The correct word – had he dared to say it – would have been “uncritical”. And Sanders is not uncritical. In the strait-jacket, fearful debates which pass for serious television discussion in the United States, condemnation of Israel and its grotesque occupation of another people’s land – if not splashed with accusations of antisemitism – is regarded as off-limits, unacceptable, even immoral.
Sanders has broken this silly convention. And thus he must be dismissed as a “socialist’ (this is partly his fault, of course) and a “radical”, a word which my elderly Dad would probably have interpreted as a ‘Bolshie’. Sanders is not a Bolshevik – though he sometimes looks like one when he’s on the stump – and his real threat to Israel is that in the eyes of his supporters, he is honest, and seen to be honest. The fact that Sanders is Jewish and represents the bravest of America’s liberal Jewish community is all the more frightening to Israel’s right-wing supporters.
And so we come to Joe Biden, a man whom Netanyahu used to run rings around when Biden was Obama’s vice president. In 2010, the Netanyahu government blithely announced 1,600 new settlement houses on occupied Palestinian land shortly after Biden’s arrival on an official visit to Israel. Huffily arriving 90 minutes late for dinner with Netanyahu, Biden condemned the decision – and said no more. Four years later, addressing the Saban Forum, part of the right-wing Brookings Institute, Biden spent much time condemning Iran, praising Obama’s $17 billion financial support for Israel’s military – which he calculated at $8.5 million a day – and referring obliquely to the grave reservations which the Obama administration had about Israel as “tactical disagreements”, “tactical divides”, “normal disagreements” and “different perspectives”.
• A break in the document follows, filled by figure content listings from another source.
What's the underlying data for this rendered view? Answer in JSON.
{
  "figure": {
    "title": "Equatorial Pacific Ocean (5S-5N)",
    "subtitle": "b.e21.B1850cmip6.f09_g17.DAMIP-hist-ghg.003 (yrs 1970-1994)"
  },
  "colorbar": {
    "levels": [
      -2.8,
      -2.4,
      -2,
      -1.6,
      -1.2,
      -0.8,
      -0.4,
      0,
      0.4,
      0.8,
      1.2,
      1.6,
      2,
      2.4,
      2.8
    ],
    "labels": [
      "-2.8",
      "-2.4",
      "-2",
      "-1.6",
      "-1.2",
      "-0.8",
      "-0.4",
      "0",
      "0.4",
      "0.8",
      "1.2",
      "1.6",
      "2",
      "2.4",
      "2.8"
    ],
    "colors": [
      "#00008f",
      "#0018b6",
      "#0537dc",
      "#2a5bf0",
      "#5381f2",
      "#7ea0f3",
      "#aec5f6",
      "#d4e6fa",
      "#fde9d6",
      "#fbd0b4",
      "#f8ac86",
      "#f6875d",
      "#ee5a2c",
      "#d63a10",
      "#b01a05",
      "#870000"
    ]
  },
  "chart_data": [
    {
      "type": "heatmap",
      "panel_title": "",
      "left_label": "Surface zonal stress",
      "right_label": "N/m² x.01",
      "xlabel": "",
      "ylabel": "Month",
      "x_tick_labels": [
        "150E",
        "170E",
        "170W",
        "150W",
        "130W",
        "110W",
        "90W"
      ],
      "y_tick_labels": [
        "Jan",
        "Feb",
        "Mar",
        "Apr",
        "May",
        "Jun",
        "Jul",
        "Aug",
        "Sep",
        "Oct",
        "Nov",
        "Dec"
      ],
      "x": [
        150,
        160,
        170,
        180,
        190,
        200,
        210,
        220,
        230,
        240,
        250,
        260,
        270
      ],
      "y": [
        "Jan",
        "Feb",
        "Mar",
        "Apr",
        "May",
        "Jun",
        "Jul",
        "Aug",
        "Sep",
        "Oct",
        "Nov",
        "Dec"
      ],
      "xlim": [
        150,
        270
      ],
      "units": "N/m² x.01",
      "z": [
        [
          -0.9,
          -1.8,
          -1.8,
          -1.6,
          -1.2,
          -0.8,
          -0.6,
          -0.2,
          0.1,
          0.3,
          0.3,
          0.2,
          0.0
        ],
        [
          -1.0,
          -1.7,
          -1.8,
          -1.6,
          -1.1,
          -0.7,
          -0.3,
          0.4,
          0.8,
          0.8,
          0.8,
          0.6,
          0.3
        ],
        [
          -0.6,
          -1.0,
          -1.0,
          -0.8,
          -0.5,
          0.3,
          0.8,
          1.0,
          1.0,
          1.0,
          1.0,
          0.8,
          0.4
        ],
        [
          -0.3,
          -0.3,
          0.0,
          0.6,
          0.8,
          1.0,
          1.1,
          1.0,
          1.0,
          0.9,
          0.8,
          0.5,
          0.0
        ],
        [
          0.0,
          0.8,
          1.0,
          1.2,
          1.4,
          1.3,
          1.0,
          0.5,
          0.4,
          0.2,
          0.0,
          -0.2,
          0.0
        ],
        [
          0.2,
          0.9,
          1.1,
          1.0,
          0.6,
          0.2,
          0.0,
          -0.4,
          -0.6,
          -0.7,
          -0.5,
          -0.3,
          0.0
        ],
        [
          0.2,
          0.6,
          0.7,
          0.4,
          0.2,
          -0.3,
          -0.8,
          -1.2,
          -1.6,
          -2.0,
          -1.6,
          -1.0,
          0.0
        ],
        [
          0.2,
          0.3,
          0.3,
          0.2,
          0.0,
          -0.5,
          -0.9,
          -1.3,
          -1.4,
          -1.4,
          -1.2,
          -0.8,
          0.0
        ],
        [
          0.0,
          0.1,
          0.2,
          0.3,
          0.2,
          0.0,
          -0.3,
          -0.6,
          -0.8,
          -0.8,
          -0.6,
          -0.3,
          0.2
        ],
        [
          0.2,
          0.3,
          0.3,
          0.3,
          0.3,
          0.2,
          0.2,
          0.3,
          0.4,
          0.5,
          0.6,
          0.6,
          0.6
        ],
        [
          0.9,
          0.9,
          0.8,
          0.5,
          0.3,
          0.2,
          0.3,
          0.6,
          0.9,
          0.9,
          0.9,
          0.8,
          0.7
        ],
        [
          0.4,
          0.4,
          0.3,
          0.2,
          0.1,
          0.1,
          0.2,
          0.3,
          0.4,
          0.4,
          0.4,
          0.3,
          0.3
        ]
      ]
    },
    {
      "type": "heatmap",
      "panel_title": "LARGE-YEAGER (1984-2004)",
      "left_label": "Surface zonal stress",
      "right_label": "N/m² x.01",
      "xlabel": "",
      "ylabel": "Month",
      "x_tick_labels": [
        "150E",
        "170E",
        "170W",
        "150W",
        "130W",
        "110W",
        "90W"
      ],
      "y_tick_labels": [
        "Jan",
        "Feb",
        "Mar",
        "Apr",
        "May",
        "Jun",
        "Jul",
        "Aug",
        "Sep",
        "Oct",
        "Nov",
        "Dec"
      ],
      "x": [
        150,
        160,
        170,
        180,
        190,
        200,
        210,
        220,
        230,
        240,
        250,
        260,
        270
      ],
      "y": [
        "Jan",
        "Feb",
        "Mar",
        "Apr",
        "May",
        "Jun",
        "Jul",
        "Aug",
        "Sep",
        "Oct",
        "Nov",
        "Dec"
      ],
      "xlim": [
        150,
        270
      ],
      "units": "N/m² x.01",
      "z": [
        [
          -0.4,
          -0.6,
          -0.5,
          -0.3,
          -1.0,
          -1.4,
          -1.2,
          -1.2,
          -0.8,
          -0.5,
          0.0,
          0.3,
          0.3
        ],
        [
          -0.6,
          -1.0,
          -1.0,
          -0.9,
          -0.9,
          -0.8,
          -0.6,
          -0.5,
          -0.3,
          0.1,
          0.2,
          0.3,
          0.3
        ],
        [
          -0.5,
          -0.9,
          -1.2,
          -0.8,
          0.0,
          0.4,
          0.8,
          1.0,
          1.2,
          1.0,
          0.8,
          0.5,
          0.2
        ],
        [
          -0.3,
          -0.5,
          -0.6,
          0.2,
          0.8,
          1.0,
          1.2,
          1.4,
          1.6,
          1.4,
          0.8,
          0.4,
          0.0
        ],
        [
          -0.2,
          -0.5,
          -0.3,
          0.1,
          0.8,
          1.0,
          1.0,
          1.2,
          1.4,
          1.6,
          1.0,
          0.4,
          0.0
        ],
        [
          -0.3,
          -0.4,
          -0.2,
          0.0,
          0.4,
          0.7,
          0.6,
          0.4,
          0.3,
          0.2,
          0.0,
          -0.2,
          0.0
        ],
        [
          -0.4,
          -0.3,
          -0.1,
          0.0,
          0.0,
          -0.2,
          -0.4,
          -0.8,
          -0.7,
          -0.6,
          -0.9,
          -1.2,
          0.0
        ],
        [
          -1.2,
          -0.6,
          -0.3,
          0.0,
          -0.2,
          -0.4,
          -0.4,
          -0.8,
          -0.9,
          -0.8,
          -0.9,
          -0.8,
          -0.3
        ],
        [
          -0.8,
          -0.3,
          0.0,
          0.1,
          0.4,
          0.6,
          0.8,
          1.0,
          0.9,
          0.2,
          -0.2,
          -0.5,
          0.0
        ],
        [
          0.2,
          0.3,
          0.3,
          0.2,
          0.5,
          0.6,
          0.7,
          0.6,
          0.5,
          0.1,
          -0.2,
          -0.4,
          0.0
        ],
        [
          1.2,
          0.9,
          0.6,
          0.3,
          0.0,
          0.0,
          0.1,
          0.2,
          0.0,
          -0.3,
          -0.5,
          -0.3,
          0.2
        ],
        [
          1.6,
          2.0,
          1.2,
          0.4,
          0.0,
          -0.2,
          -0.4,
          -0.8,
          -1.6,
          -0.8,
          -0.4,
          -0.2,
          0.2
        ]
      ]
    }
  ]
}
Only at the very end of his 2014 peroration did Biden mildly condemn “expanding settlement activity and construction…and the demolition of homes of attackers [sic]” as “counterproductive”. He referred to “terrorist” attacks by Palestinians and “vigilante attacks” by Jewish settlers. And that’s pretty much what we can expect of a Biden presidency.
He might, conceivably, try to roll back Trump’s destruction of the Iranian nuclear agreement into which Obama put so much energy – but just as he will not commit himself to reversing Trump’s decision on the US embassy transfer to Jerusalem, he’s likely to search for another nuclear agreement to take the place of the Obama one – which, in his perverse and hopeless way, is what Trump has been suggesting.
The trouble is that while former Democrat candidates are now ganging up to destroy Sanders’ chances of nomination – along with a significant portion of the US “liberal” press – Trump, barring a virus-induced economic collapse, is unlikely to spend much time worrying about a Biden candidacy.
Just as they prefer a “safe pair of hands” to protect the party, so the Democrat elite and the “old” liberals fear the moral crusade upon which Sanders might embark – about health and human rights just as much as the Middle East. Better to avoid conflict with Israel, too. And that was Hilary Clinton’s policy, wasn’t it? And that’s how Sanders went off the rails in the last presidential election, finally asking his supporters to give their vote to Hillary, as they shouted: “No! No! No!”